Am I "telling a story" when I am walking down the street taking pictures of people because I think they are working for the government and spying on me?

The doctors "objectively" thought I was on drugs.

And those tele-health centers are being shutdown because they do no legitimate screening and are pill farms.

https://thehill.com/policy/healthcare/4723163-cdc-disruption...

So I feel you are confusing mental health and mental illness and confusing compassion with a profit making operation.


> This need to measure everything is almost pathological.

What's pathological is the tendency to see everything in black or white, right or wrong. There are many different causes for fatigue and tiredness: the flu, atypical depression, chronic fatigue, etc. But those conditions can overlap with depression. Putting the symptoms through a sieve by eliminating some causes helps pinpoint the origin (I over-simplify of course).

edit: this complaint about measuring things is a bit surprising considering what needed to be measured so this article https://christianbonanno.substack.com/p/what-caused-my-menta... (edit: interesting reading btw) could be written ?


> Putting the symptoms through a sieve by eliminating some causes helps pinpoint the origin (I over-simplify of course).

That is nothing close to what they are doing. Do you think they are going to be giving these scans to everyone that walk in with fatigue and/or depression? I cannot even get to see a rheumatologist and I am disabled with schizoaffective disorder.


You said it. The fact that they are just looking at the brain when it comes to mental illness, is, well, insane.

If one becomes "depressed" when sick, why not investigate the immune dysregulation in depression?

The only way out of a mental illness is personalized medicine but that is something no one care enough to provide.


It's true that doctors should listen to patients, and that diagnosing medical problems, especially psychological problems, can be very difficult.

However, your post has a very "we don't need x-rays, we can just tell the bone is broken" vibe.

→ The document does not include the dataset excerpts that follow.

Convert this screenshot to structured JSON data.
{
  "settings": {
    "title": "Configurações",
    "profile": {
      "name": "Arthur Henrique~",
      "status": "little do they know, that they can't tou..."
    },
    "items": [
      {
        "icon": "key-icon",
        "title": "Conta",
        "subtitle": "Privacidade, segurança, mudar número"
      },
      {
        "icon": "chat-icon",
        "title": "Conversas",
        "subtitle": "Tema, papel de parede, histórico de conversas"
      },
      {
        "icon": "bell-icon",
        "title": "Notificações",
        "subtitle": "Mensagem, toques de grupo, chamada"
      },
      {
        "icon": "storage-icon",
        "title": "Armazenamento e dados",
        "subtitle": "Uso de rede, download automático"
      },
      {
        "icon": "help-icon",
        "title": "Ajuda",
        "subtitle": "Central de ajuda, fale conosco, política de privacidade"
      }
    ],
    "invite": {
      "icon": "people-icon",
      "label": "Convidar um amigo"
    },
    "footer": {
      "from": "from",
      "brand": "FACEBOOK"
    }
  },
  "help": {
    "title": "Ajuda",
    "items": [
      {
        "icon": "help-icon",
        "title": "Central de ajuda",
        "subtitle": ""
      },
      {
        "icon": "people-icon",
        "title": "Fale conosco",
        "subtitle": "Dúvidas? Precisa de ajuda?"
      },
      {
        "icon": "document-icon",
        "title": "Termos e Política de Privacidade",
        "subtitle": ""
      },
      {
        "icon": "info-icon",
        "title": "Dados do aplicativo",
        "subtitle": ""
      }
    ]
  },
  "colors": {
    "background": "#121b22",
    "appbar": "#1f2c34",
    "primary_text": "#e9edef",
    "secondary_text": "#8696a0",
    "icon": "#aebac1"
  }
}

It reads like you think better and more objective, quantitative diagnosis is not worth pursuing.


I do not care about your vibe. I care about finding the truth and telling it like it is from my lived experience.

They diagnosed the patients to get them in the study and they they said "see, it matched out "objective" diagnosis based on the patients "subjective" complaints.

There is nothing quantitative about what they are doing. Take a look at figure 5. How quantitative is that?


Honestly a lot of these diagnosis issues are incredibly difficult.

depression with anxiety is dramatically more difficult to treat than either or.

Bipolar can come across as ADHD in certain parts of the cycle or just usually depression. In fact, you can even have uni-polar depression that does not respond to traditional anti-depressants and you don't necessarily exhibit hypomanic episodes.

Relying on patients to know and understand what they are experiencing other than "this is just normal I assume everyone else experiences this" is not reliable.

Having something that can reliably diagnose and find markers for these conditions would be _huge_.

I wade through whitepapers and books on this stuff because of my own issues. I don't expect the average person to even remotely know about all of this; it's a lot and very subtle.

To add on to all of this, people tend to not seek treatment until there IS a problem. Sometimes this can be really life alteringly bad, sometimes it's benign. But it would be helpful if people could just "take a test" and know or at least have an idea.

The issue with being "objective" is also that your doctor has to be "objective" and I've had a lot of friends that are clearly ADHD and end up with DRs that think they are just trying to get medication and don't have ADHD.

Worse yet; they do get medications and they have to cycle a few different ones because of the way they tolerate it. It would be really nice if we had an idea to correlate your ADHD, your body chemistry, and which drugs would be most effective for you rather than the 3-12 month ordeal of figuring that out.